Text messaging, in this context, has a democratizing effect in more arenas than just language. For one, it's extremely cheap for both surveyors and survey takers. The University of Michigan researchers estimate that it would cost just $50 for a community organization like FOP to launch a text message-based survey campaign.

"When you work with low-income individuals or people who are more generally underserved, there's a lot of creativity and untapped use of traditional technologies, which I would say text messaging is," Chang said. "This is not just useful for research, it can be used by community organizations, and it's inexpensive. It's exciting."

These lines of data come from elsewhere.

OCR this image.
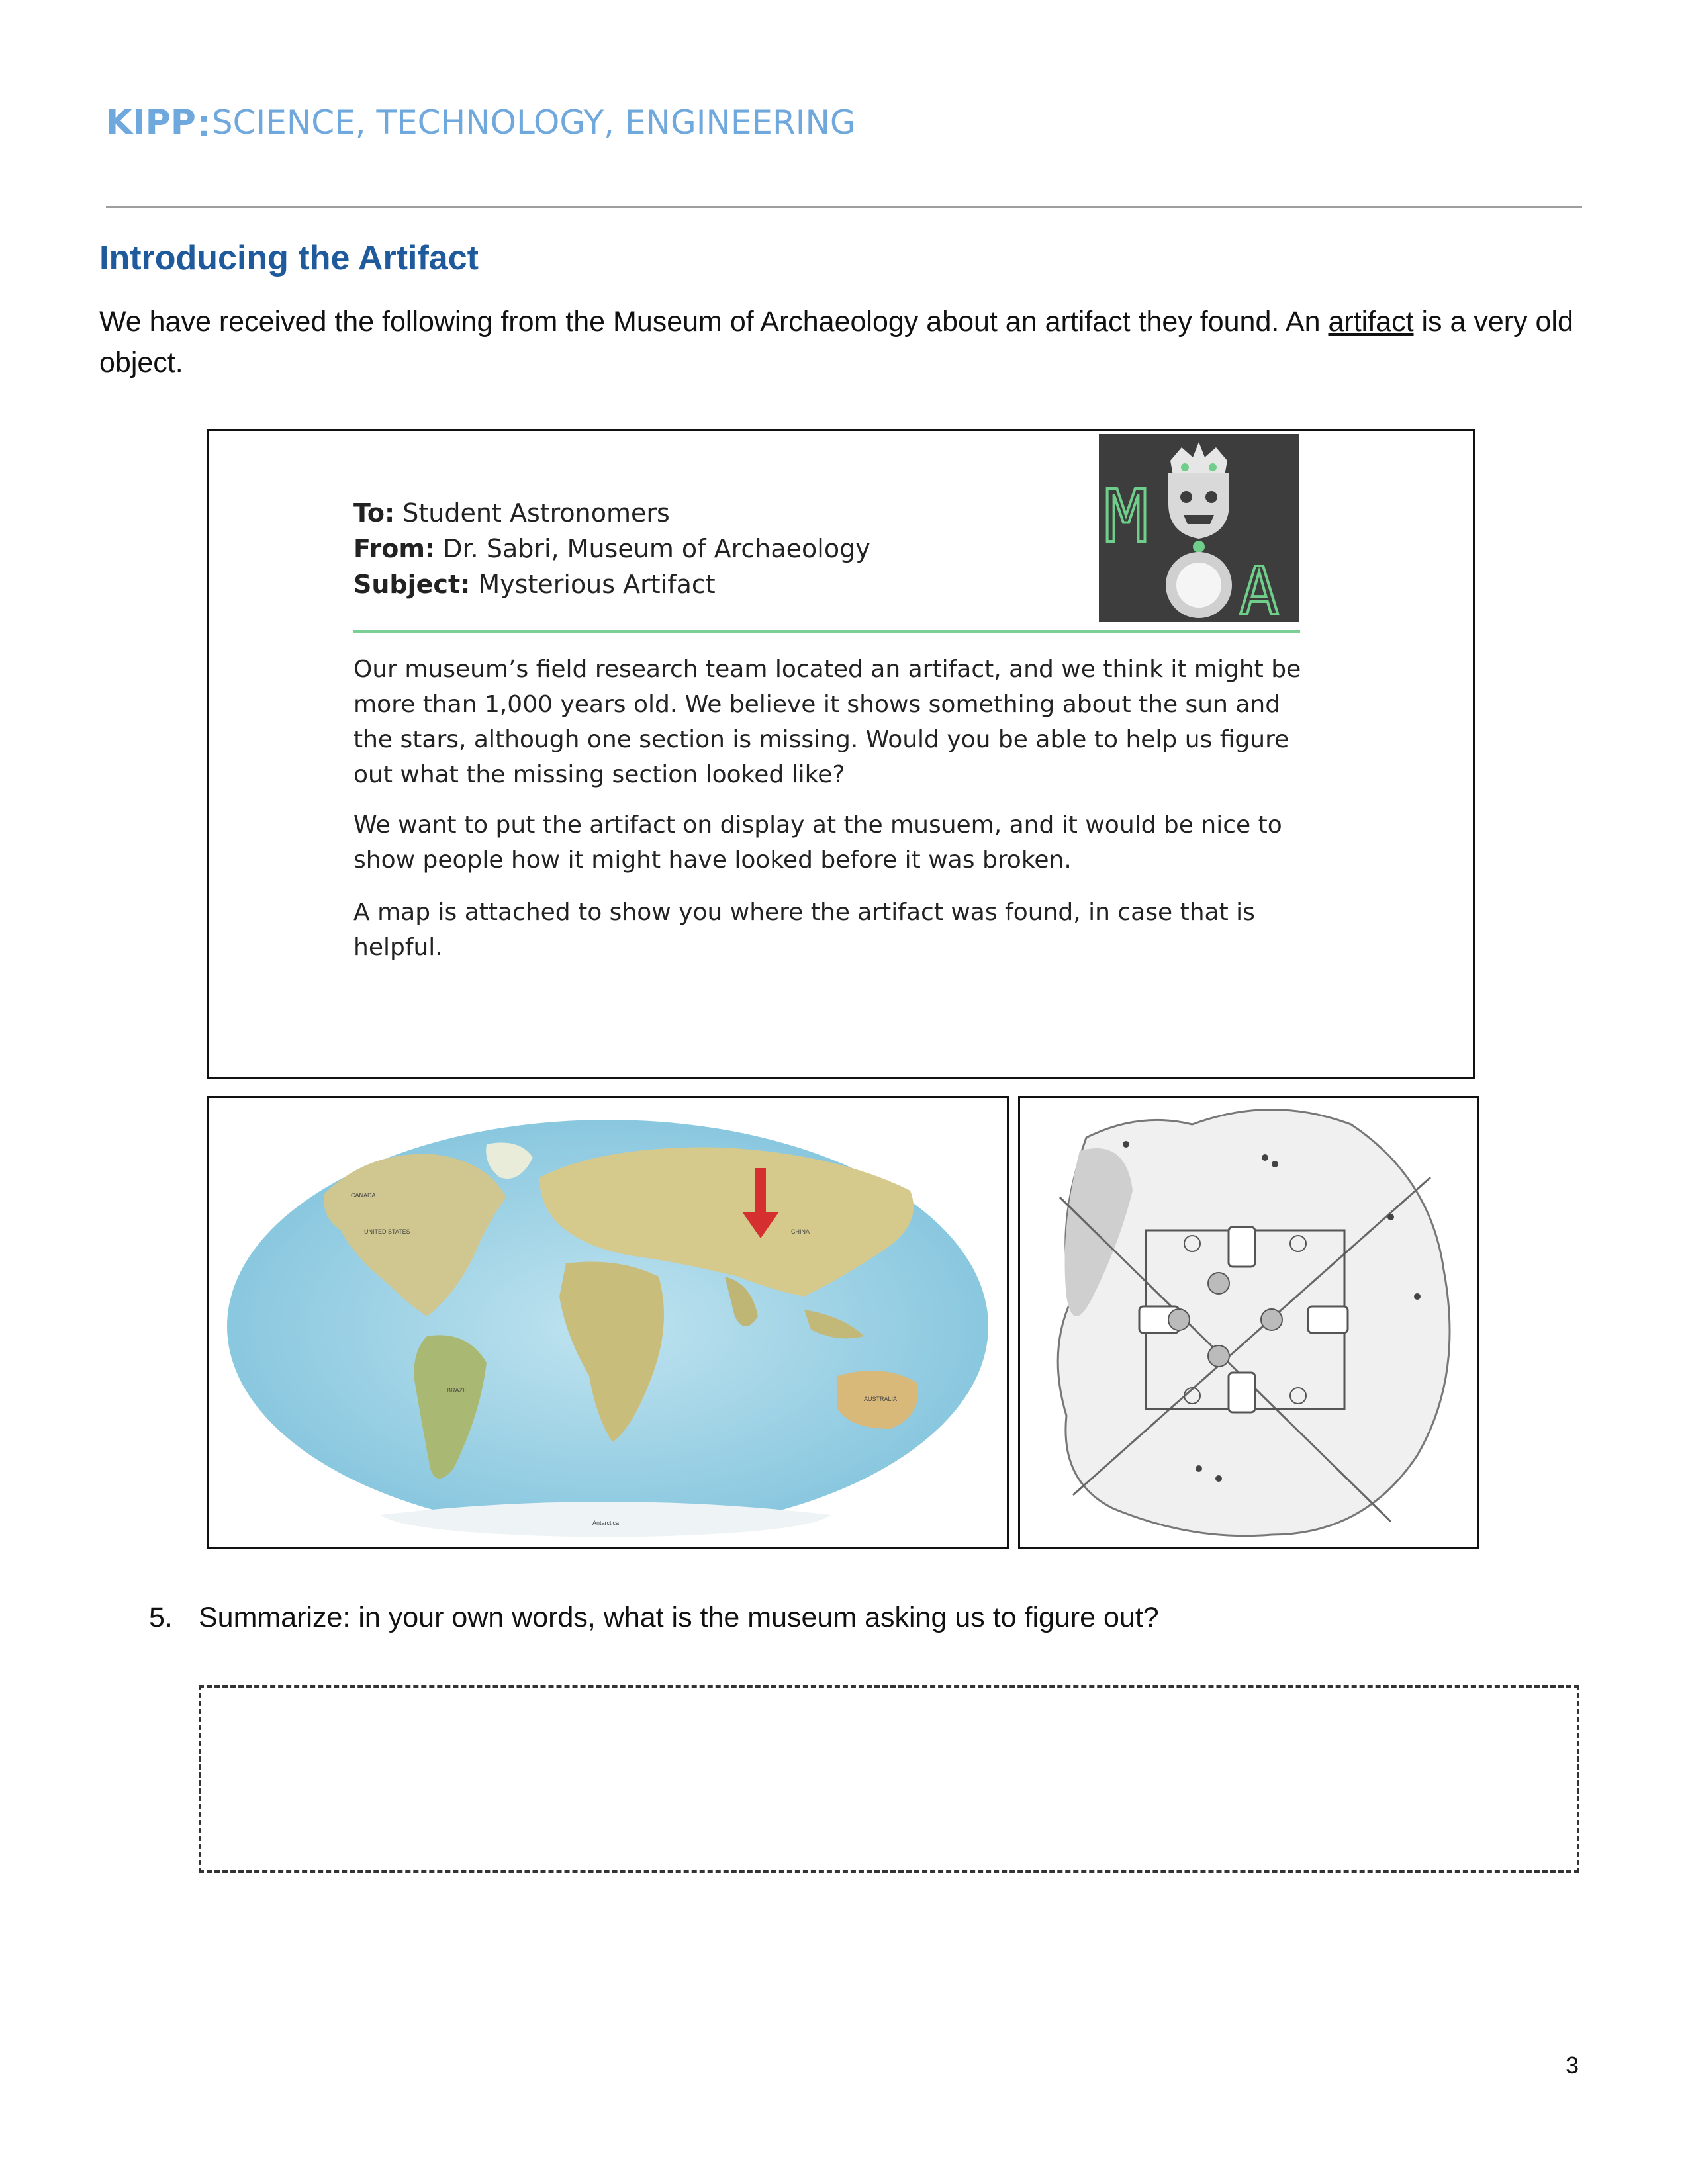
KIPP : SCIENCE, TECHNOLOGY, ENGINEERING
Introducing the Artifact
We have received the following from the Museum of Archaeology about an artifact they found. An artifact is a very old object.
To: Student Astronomers
From: Dr. Sabri, Museum of Archaeology
Subject: Mysterious Artifact
M
A
Our museum’s field research team located an artifact, and we think it might be more than 1,000 years old. We believe it shows something about the sun and the stars, although one section is missing. Would you be able to help us figure out what the missing section looked like?
We want to put the artifact on display at the musuem, and it would be nice to show people how it might have looked before it was broken.
A map is attached to show you where the artifact was found, in case that is helpful.
CANADA
UNITED STATES
BRAZIL
CHINA
AUSTRALIA
Antarctica
5. Summarize: in your own words, what is the museum asking us to figure out?
3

Text messaging's outdated and inexpensive nature, compared to newer, much-touted technologies, such as wearable fitness trackers, that aim to make people's access to health information easier, makes it a viable, community-based alternative to pricey and individualized technological solutions to health care betterment.

National Nurses United (NNU), a union that represents roughly 30,000 nurses, has levied  a similar charge against wearable health tech, arguing that it puts up more financial barriers to care than it tears down. "You start tiering the medicine—the provision of healthcare—based on your ability to pay," NNU co-president Deborah Burger told me in May.

Although the University of Michigan researchers' findings likely aren't generalizable by dint of their small sample size, at the very least they invite further investigation into the use of stodgy tech like text messaging to eventually improve the access to care for low-income communities. Chang sees the role of texting in garnering feedback about health care expanding in the near future.

"We can start using this as a proof of concept saying we don't really need to [use paper surveys]. We can send 1,000 participants a text message survey," she said. "Even evaluating Medicaid expansion—if we want to get the opinions of a large group of people, this could be a way."

Although that kind of widespread use for text messaging in health care surveys might be somewhat far off and contingent on more research being done, Chang says that her team's approach is ready to be put to use for the good of at least one community: Parkside.